Is the Modern Mass Extinction Overrated? - sus_007
http://nautil.us/issue/53/monsters/is-the-modern-mass-extinction-overrated
======
RingwormOne
Great interview and a fresh perspective.

Life, as in the totality of species on Earth, is incredibly resilient. As much
as we impact the environment, as long as the Earth remains hospitable to us it
will remain hospitable to a huge number of other species. That's enough for
me. I don't worry about a few individual species that grab headlines, I worry
about the long term viability of Earth to host life, and the long term
viability of humanity.

I don't accept equivocation about humanity's place on Earth. We are the
pinnacle of evolution on this planet, because we build. We build glorious
physical and theoretical structures orders of magnitude greater in complexity
and power than anything else.

Before us life was defined by endless struggle, individuals doing the same
thing their ancestors did until their species were either wiped out or evolved
into other forms that would carry on doing the same thing for millennia.
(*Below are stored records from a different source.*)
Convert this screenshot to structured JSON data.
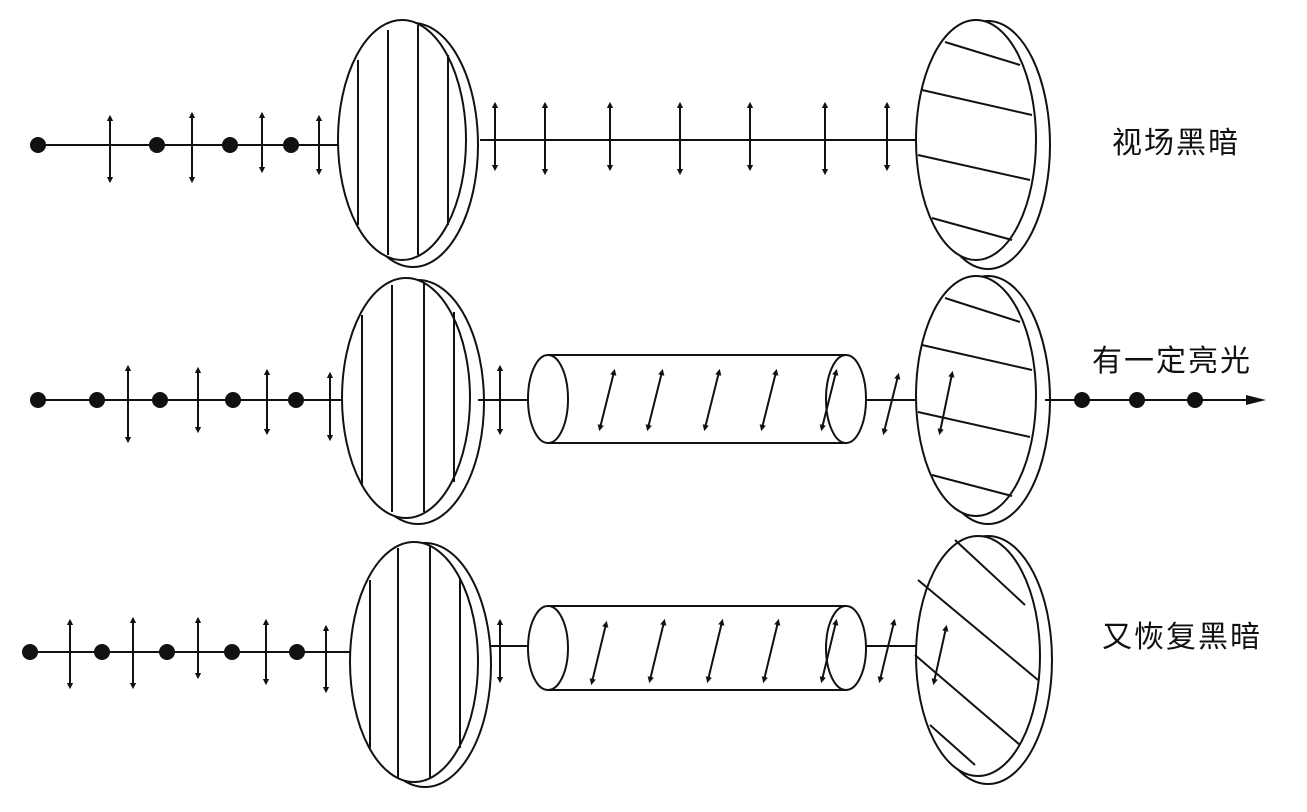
{
  "rows": [
    {
      "label": "视场黑暗",
      "has_sample": false,
      "analyzer_stripes": "horizontal",
      "output_light": false
    },
    {
      "label": "有一定亮光",
      "has_sample": true,
      "analyzer_stripes": "horizontal",
      "output_light": true
    },
    {
      "label": "又恢复黑暗",
      "has_sample": true,
      "analyzer_stripes": "diagonal",
      "output_light": false
    }
  ],
  "colors": {
    "ink": "#111111",
    "background": "#ffffff"
  }
}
They
understood nothing of the world. They were powerless in the face of nature.

But then humanity comes along, and we take control of our own destiny instead
of being caught under the heel of the uncaring natural world. We shape our own
behavior. We define our own goals. We rocket off this planet into space.

We are Gods, and our ascension only continues.

So I don't waste too much existential anxiety on the fate polar bear.